What does it take for china to never unite as one country for several centuries until the 20th century?
What does it take for china to never unite as one country for several centuries until the 20th century?
Geographic POD ? North China Plain flatness will pressure any one who control part of it to unify all of it, it not defensible terrain, earlier dynasties based on Wei river, Fen river, or Shandong always attempt to control it.
And once one dynasties unify North China Plain they will have advantage in population to conquer sorrounding area.
Happened a couple of times. Warring Kingdoms, Northern and Southern Dynasties.
Strong, decentralized local elites are key. Aristocratic nobles possessing actual power who are content ruling over their corner of China and don't give a damn to the fate of the larger region - they'll be a very strong check to any unificationist government or emperor.
What if the Mongols follow through on their plan to reduce large amounts of North China into pastureland?
Mongol steppe is Malthusian as well. I mean the North China would not be empty; it would be populated by the Mongol nomads, lots and lots of warlike mounted archers.Even -that- might not stop a reunification because this is a Malthusian society, which means that empty land is a godsend and need to be resettled ASAP.
Mongol steppe is Malthusian as well. I mean the North China would not be empty; it would be populated by the Mongol nomads, lots and lots of warlike mounted archers.
Mongolia of OTL was always a problem for China; this much bigger ATL Mongolia (including North China) would have been a HUGE problem for the Southern China.
Strong, decentralized local elites are key. Aristocratic nobles possessing actual power who are content ruling over their corner of China and don't give a damn to the fate of the larger region - they'll be a very strong check to any unificationist government or emperor.
The problem is that you had the prestige of a Chinese literati tradition and the exam system drawing on that tradition as a way of including them in the governance structure at the center. So unlike a feudal elite in europe you had way more of an incentive to participate in central government rather than opposing it.

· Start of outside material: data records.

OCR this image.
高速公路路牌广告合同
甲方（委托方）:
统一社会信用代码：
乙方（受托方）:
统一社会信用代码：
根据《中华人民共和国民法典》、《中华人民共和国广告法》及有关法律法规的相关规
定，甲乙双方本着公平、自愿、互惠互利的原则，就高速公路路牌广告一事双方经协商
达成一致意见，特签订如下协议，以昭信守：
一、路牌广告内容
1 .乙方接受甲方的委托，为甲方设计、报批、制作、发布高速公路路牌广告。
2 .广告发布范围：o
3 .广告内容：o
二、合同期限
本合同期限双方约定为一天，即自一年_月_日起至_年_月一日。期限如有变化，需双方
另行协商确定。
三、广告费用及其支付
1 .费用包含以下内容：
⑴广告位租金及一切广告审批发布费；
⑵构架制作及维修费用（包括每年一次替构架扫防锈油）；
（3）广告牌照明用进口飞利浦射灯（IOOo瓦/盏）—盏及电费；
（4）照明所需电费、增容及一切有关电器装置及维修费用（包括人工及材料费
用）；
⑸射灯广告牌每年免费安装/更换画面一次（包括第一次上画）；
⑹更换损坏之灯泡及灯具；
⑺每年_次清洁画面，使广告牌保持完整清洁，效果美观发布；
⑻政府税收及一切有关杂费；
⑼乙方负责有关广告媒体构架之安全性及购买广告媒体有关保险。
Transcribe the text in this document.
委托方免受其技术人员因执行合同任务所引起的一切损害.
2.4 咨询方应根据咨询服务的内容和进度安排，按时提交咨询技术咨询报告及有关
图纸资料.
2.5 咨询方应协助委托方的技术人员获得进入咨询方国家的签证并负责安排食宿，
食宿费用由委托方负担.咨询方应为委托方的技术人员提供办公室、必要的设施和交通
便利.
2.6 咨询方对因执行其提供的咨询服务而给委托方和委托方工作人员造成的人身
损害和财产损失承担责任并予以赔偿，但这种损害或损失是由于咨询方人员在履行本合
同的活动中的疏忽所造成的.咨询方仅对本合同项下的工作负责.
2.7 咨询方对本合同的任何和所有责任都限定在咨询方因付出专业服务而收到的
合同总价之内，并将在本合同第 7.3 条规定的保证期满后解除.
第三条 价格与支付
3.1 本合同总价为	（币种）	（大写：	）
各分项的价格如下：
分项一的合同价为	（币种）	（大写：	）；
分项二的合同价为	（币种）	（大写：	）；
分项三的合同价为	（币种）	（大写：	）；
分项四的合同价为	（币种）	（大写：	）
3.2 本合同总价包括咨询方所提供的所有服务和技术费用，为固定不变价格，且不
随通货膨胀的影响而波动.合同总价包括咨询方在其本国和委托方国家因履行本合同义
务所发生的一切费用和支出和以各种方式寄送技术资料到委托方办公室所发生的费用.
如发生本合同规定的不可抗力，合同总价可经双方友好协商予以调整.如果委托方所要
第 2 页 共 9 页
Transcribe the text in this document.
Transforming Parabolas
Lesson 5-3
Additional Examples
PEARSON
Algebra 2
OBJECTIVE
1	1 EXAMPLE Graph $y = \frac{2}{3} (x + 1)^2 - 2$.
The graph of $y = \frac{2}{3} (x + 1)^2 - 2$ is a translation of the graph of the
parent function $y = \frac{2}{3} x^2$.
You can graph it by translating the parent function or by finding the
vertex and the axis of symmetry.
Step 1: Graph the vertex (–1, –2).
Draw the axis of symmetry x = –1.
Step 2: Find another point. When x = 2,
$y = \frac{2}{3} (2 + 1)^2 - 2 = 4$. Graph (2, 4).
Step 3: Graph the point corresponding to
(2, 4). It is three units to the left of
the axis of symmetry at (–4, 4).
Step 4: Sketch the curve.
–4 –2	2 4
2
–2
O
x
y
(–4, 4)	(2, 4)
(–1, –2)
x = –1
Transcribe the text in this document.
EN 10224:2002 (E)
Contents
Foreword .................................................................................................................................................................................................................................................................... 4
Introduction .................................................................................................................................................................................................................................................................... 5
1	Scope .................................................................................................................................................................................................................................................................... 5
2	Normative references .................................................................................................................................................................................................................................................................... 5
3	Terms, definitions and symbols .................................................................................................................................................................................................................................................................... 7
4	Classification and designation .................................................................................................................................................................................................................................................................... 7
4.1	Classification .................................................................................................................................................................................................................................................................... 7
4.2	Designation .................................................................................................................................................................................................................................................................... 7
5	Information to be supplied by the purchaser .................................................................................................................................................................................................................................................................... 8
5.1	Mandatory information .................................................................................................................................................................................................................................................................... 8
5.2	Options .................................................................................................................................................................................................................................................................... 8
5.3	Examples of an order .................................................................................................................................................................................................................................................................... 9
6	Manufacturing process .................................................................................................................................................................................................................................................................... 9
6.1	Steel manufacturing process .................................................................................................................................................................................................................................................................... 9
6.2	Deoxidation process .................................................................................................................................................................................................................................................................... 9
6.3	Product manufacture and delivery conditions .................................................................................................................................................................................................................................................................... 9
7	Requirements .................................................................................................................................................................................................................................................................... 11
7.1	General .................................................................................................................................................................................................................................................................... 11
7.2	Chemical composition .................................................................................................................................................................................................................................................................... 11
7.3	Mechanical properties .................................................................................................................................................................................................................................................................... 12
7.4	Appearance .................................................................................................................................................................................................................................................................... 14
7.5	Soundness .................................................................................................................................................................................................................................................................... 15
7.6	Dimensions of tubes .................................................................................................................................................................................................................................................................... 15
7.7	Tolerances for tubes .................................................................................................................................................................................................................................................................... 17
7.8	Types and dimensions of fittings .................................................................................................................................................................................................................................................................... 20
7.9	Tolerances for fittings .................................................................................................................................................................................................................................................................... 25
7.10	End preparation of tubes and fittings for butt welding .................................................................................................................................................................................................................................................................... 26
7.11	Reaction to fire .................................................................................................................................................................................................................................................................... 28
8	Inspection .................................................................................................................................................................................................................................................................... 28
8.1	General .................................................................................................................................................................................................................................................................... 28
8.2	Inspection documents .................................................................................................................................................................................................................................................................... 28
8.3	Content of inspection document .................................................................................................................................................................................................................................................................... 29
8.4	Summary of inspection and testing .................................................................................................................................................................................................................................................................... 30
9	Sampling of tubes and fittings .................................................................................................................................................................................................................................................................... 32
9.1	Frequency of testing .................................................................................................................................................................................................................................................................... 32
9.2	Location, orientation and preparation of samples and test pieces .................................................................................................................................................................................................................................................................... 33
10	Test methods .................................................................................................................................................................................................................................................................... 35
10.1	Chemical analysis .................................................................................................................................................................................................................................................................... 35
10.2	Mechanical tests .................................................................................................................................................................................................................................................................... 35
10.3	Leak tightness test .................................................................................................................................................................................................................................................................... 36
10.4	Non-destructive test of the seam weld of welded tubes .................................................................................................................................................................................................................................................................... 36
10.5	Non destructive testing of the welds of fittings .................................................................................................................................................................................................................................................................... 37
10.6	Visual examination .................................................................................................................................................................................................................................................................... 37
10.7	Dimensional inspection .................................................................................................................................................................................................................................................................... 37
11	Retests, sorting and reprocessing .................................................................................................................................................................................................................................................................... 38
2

Actually that's not a rule, that's not a law, that is not inevitability. by no meansWhen settled societies have productive land to expand into you begin the process of settlement->fortification->flourishing of economy->more settlements and so on. Eventually the nomads gets pushed out by this process.
From the North-South Dynasty period to the end of the Tang Dynasty,there was a strong tradition of local aristocracy.Ironically,this tradition of aristocracy was based on a wealthy land owning class that has the means to sustain their positions as Confucian scholar-bureaucrats.As noted above, China needs a very strong tradition of local aristocracy in order to stay fractured.
In OTL that got stomped flat by the propagation of philosophies that emphasized egalitarianism. Maybe if Confucius gets butterflied away?
Also Mongols are too late to stop China's centralization. It'd be better if, say, the Xiongnu successfully destroyed the Han Dynasty and turned northern China into nomad-land.